Jin's Daily AI Trivia: Apple AI Releases Diffusion-Based Coder Model
Jin’s Daily AI Trivia: Apple AI Releases Diffusion-Based Coder Model
Summary: Don’t bother using it — it’s not great and mainly intended for research purposes. (It can’t even outperform Qwen2.5-Coder-7B, which is its base for fine-tuning.)
This is one of the rare open-weight models based on diffusion LLM techniques, and uniquely, it’s applied in a coding context — where diffusion models typically shine more in high-speed generation tasks like speech.
Check out Apple’s research paper for some interesting insights:
- Diffusion-based LLMs (dLLMs) show bias due to the left-to-right logic of natural language.
- dLLMs perform poorly on coding tasks compared to math-related tasks.

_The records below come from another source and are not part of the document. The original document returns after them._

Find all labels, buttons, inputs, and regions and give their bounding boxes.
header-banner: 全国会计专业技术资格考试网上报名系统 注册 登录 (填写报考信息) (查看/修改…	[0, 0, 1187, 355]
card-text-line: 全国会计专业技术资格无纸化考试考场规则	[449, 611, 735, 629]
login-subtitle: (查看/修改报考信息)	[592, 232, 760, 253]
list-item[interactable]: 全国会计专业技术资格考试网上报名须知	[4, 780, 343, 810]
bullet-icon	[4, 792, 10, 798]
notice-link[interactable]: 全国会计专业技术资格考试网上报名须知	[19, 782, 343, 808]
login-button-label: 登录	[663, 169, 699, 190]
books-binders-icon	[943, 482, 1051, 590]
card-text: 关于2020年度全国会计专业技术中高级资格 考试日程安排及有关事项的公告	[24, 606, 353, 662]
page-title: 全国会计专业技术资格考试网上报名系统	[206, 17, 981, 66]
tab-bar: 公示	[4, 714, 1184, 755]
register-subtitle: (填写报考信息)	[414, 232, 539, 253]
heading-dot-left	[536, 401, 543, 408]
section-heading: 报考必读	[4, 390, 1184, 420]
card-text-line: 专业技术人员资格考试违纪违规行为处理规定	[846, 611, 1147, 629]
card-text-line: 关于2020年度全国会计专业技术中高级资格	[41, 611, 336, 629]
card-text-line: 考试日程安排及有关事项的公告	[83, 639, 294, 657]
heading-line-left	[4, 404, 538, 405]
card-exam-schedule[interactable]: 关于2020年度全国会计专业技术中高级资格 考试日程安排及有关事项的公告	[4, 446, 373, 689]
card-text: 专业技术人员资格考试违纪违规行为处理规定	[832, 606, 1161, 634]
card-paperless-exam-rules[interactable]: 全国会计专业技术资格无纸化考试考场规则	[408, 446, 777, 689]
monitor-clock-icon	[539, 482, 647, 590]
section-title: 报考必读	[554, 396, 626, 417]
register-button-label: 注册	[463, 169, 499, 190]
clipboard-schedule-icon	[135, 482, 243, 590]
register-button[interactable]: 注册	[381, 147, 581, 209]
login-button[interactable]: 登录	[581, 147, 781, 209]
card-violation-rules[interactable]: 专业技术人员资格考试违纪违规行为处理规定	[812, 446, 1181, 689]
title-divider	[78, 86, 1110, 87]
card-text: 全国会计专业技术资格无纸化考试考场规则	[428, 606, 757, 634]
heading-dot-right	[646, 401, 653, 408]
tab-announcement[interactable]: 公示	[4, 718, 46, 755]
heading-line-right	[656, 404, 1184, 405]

- Temperature settings impact dLLMs much more than they do in autoregressive LLMs, especially in terms of output sequence.
Other dLLM models worth mentioning: LLaDA-8B, Gemini-Diffusion, Dream7B, and the so-called commercial-scale Mercury.
Why dLLM? Diffusion models can be faster than transformer-based models when generating outputs — (Diffusion more optimize for parallel processing tasks)
hope you learn something new today!!! See ya!!